Almost all the African regions where the studies were conducted showed the same predominant genotypes with some variations in prevalence. Genotypes G1, G2, G9, G12 and G3 accounted for 75.94% of all G-types circulating in Africa, whereas genotypes P[8], P[6] and P[4] were predominant during the period and accounted for 82.89% of the P-types encountered. It is worth noting that fluctuation mostly relates to G2, G3, G4, G6, G8, G9 and G12, P [6] and P[4]. Indeed, after G1, the following are predominant: G2 and G12 in West Africa, G9 and G8 in East Africa, G2 and G3 in Central Africa and G9 and G2 in North Africa. The P[6] is the most prevalent after P[8] in central, West, East and South of Africa. However, P[4] is the second after P[8] in North Arica. This difference in circulating strains is not surprising given that genotypes vary much from one year to another, from one region to another, from one country to another and from one season to another. There are currently two second generation vaccines, RotaTeq® and Rotarix®, that have been authorized in more than 100 countries14,30,31. Rotarix® is a human rotavirus strain with a live attenuated P1A [8] G1 and RotaTeq® is a pentavalent human-bovine reassortment containing G-types 1-4 and P[8]. Both vaccines show good efficacy in preventing rotavirus diarrhea (85-98%)32 in Europe and North America. However, the efficacy is lower in developing countries13 and one factor could be related to the present of unusual strains. Therefore, with the unusual strains such as G12, G9, G8 and P[6] which predominate in Africa, it is essential to develop vaccines covering a wide range of genotypes.

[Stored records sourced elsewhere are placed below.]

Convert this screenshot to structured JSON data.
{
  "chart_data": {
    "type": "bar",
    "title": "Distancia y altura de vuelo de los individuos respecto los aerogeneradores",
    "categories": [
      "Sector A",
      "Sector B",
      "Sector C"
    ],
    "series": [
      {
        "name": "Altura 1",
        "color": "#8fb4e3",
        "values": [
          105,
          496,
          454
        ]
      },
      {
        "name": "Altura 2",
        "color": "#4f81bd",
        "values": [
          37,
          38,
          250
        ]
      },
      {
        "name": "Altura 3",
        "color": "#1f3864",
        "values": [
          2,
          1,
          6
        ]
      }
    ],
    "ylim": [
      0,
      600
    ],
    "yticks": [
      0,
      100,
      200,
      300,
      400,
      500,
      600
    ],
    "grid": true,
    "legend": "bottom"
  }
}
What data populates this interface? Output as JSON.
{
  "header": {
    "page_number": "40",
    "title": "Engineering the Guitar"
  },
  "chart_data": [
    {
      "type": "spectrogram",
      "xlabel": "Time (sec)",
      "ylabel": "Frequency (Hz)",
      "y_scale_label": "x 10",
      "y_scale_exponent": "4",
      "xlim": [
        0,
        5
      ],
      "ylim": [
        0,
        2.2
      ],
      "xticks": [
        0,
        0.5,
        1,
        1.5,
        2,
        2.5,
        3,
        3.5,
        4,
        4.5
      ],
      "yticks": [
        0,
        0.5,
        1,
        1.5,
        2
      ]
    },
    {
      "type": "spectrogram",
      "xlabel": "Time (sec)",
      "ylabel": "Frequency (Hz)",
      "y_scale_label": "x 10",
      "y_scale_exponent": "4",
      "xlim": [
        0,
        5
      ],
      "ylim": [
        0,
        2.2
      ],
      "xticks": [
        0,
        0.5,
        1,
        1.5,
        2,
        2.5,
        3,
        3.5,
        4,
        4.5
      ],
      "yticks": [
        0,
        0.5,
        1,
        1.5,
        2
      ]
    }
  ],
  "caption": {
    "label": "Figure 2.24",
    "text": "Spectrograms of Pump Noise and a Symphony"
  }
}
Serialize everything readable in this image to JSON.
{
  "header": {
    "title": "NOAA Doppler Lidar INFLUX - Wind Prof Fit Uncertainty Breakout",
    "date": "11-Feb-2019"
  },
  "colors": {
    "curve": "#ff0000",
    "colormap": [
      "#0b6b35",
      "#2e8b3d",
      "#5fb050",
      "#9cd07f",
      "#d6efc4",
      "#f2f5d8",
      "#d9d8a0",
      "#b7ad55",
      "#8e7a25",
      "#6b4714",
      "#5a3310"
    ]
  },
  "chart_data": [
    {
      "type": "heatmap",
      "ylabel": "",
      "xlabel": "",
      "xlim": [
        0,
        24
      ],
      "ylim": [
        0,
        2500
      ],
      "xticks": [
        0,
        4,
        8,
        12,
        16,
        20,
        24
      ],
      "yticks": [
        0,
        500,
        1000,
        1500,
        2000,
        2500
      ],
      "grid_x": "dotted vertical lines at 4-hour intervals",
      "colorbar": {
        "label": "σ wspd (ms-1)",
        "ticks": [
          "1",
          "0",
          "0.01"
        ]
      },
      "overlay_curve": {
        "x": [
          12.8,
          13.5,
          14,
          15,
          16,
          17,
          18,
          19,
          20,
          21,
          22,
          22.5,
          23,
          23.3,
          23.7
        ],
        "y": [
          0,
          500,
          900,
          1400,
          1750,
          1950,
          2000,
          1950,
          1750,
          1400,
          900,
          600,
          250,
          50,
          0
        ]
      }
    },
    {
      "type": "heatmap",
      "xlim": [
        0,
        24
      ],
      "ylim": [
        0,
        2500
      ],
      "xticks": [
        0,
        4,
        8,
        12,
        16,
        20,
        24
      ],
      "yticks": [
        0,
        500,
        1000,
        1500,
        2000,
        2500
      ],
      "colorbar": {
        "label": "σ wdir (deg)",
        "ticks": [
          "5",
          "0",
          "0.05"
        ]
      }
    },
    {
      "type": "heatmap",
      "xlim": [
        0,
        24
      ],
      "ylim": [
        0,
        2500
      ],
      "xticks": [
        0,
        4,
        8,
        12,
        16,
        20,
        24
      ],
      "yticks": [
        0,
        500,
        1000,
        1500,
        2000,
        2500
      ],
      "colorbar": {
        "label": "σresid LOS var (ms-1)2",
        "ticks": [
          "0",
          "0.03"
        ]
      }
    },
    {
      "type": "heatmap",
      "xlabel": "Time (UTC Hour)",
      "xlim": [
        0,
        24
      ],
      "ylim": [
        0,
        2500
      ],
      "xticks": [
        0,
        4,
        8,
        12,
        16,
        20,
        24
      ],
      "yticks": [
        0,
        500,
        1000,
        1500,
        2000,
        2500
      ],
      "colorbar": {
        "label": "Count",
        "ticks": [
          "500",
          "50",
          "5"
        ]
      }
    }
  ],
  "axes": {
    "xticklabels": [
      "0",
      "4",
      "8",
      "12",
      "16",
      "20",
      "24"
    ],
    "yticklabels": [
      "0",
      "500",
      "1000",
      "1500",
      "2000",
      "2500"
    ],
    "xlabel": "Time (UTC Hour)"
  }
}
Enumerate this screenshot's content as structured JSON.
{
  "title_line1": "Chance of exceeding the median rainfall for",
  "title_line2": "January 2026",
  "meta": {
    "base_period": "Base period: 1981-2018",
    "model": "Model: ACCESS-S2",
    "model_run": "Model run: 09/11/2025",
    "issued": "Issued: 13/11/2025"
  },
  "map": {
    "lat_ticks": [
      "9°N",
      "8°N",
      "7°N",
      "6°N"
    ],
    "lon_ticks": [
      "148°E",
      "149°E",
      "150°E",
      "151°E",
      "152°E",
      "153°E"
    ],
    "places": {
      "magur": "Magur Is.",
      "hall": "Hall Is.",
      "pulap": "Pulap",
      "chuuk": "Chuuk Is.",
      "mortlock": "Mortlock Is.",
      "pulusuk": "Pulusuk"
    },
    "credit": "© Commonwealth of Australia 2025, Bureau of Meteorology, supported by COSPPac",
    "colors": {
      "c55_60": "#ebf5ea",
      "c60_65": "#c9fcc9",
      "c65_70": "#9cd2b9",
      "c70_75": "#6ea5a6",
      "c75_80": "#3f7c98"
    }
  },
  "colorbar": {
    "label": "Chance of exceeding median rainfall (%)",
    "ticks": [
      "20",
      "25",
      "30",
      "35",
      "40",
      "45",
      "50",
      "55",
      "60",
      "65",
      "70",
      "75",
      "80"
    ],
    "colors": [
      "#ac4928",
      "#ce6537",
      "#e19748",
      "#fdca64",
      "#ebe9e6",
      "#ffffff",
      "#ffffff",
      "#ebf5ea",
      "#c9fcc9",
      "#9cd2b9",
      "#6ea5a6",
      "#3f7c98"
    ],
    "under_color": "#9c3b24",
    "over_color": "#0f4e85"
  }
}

This systematic review has some limitations. First, all studies are not designed to identify the full range of the G and P-types. Most studies use techniques that only detect common G and P-types since sequencing was not used in all the studies, this is a probable reason why some strains were not characterized. Furthermore, although the studies included in this review provide an indication of genotypes circulating across the African continent, they are not representative of all countries.

CONCLUSION

This review has provided a view of the current rotavirus strains circulating in Africa. The common rotavirus genotypes should remain the primary targets for vaccine development. However, due to the emergence of unusual strains and the reassortment between animal and human rotavirus especially in most African countries where animals are very close to humans, pursuing national and continental studies for epidemiological surveillance of circulating rotavirus strains will be vital for the promotion of future successful vaccines and the interpretation of any vaccine failure. Efforts to establish rotavirus surveillance are needed in Africa as to continuously update the information of circulating RV strains in each country and region.

ACKNOWLEDGMENTS

The authors are thankful to the Pietro ANNIGONI Association and the WAEMU Commission through the PACER-II program for their financial support.